Foto: Wikipedia/ GO69 - Obra do próprio, CC BY-SA

Foto: Wikipedia/ GO69 – Obra do próprio, CC BY-SA

Redação (06/06/2024 09:58, Gaudium Press) Tenho sede” (Jo 19, 28)! Há séculos a piedade católica costuma atribuir a essas palavras de Nosso Senhor no alto do Gólgota um profundo significado espiritual. Não se trata apenas do tormento físico padecido pelo Salvador, mas sobretudo de uma misteriosa súplica em relação às almas que viera redimir. Sim, o Criador de todas as coisas, o único Ser que Se basta a Si mesmo tem sede do amor de suas criaturas.
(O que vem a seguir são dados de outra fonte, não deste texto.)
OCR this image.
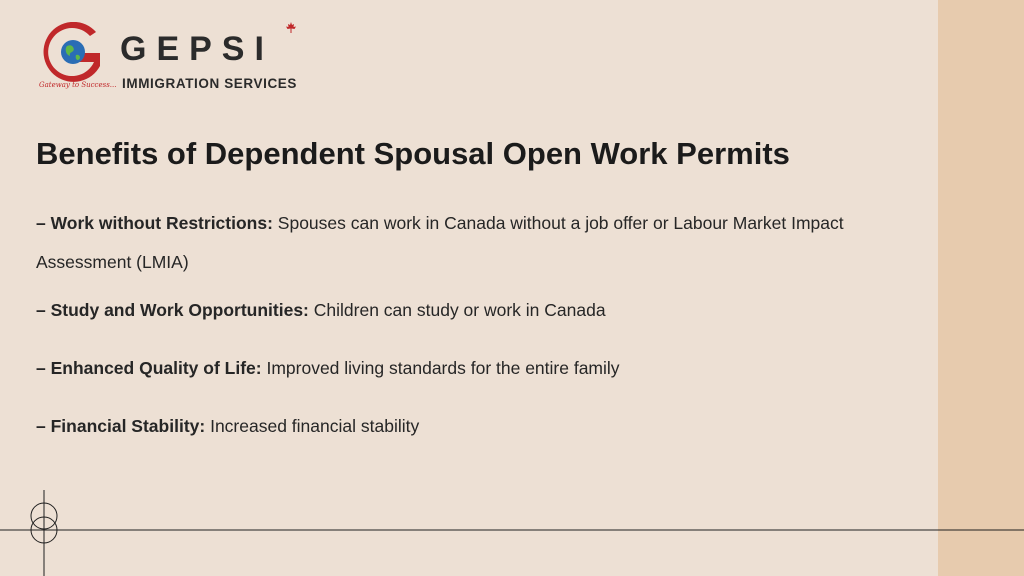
Gateway to Success...
GEPSI
IMMIGRATION SERVICES
Benefits of Dependent Spousal Open Work Permits
– Work without Restrictions: Spouses can work in Canada without a job offer or Labour Market Impact Assessment (LMIA)
– Study and Work Opportunities: Children can study or work in Canada
– Enhanced Quality of Life: Improved living standards for the entire family
– Financial Stability: Increased financial stability
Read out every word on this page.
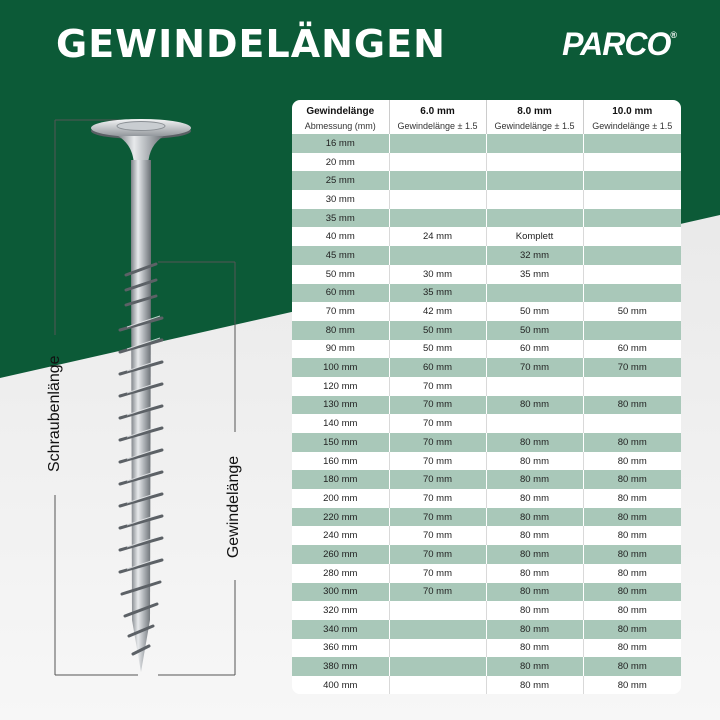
GEWINDELÄNGEN	PARCO®
Schraubenlänge
Gewindelänge
Gewindelänge	6.0 mm	8.0 mm	10.0 mm
Abmessung (mm)	Gewindelänge ± 1.5	Gewindelänge ± 1.5	Gewindelänge ± 1.5
16 mm			
20 mm			
25 mm			
30 mm			
35 mm			
40 mm	24 mm	Komplett	
45 mm		32 mm	
50 mm	30 mm	35 mm	
60 mm	35 mm		
70 mm	42 mm	50 mm	50 mm
80 mm	50 mm	50 mm	
90 mm	50 mm	60 mm	60 mm
100 mm	60 mm	70 mm	70 mm
120 mm	70 mm		
130 mm	70 mm	80 mm	80 mm
140 mm	70 mm		
150 mm	70 mm	80 mm	80 mm
160 mm	70 mm	80 mm	80 mm
180 mm	70 mm	80 mm	80 mm
200 mm	70 mm	80 mm	80 mm
220 mm	70 mm	80 mm	80 mm
240 mm	70 mm	80 mm	80 mm
260 mm	70 mm	80 mm	80 mm
280 mm	70 mm	80 mm	80 mm
300 mm	70 mm	80 mm	80 mm
320 mm		80 mm	80 mm
340 mm		80 mm	80 mm
360 mm		80 mm	80 mm
380 mm		80 mm	80 mm
400 mm		80 mm	80 mm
Ao longo dos tempos, esse comovente brado tem ecoado nos mais diversos recantos. Contudo, poucas vezes tais ressonâncias se fizeram tão intensas e pungentes como nas revelações do Sagrado Coração de Jesus a Santa Margarida Maria Alacoque, no século XVII.

Vida de sofrimentos: moldura das aparições

22 de julho de 1647, festa de Santa Maria Madalena. Na pequena cidade de Lautecourt, França, nascia Margarida, filha de Cláudio Alacoque, notário real e juiz, e de Filisberta Lamym.

Desde a mais tenra infância, a menina sentia-se interiormente impelida a repetir: “Meu Deus, eu Vos consagro a minha pureza, e Vos faço voto de perpétua castidade”. Tendo falecido seu pai em 1655, foi confiada aos cuidados de uma comunidade de clarissas, em Charolles, onde fez sua Primeira Comunhão aos nove anos de idade. Já não encontrava outro prazer na vida senão em estar junto a Nosso Senhor Sacramentado.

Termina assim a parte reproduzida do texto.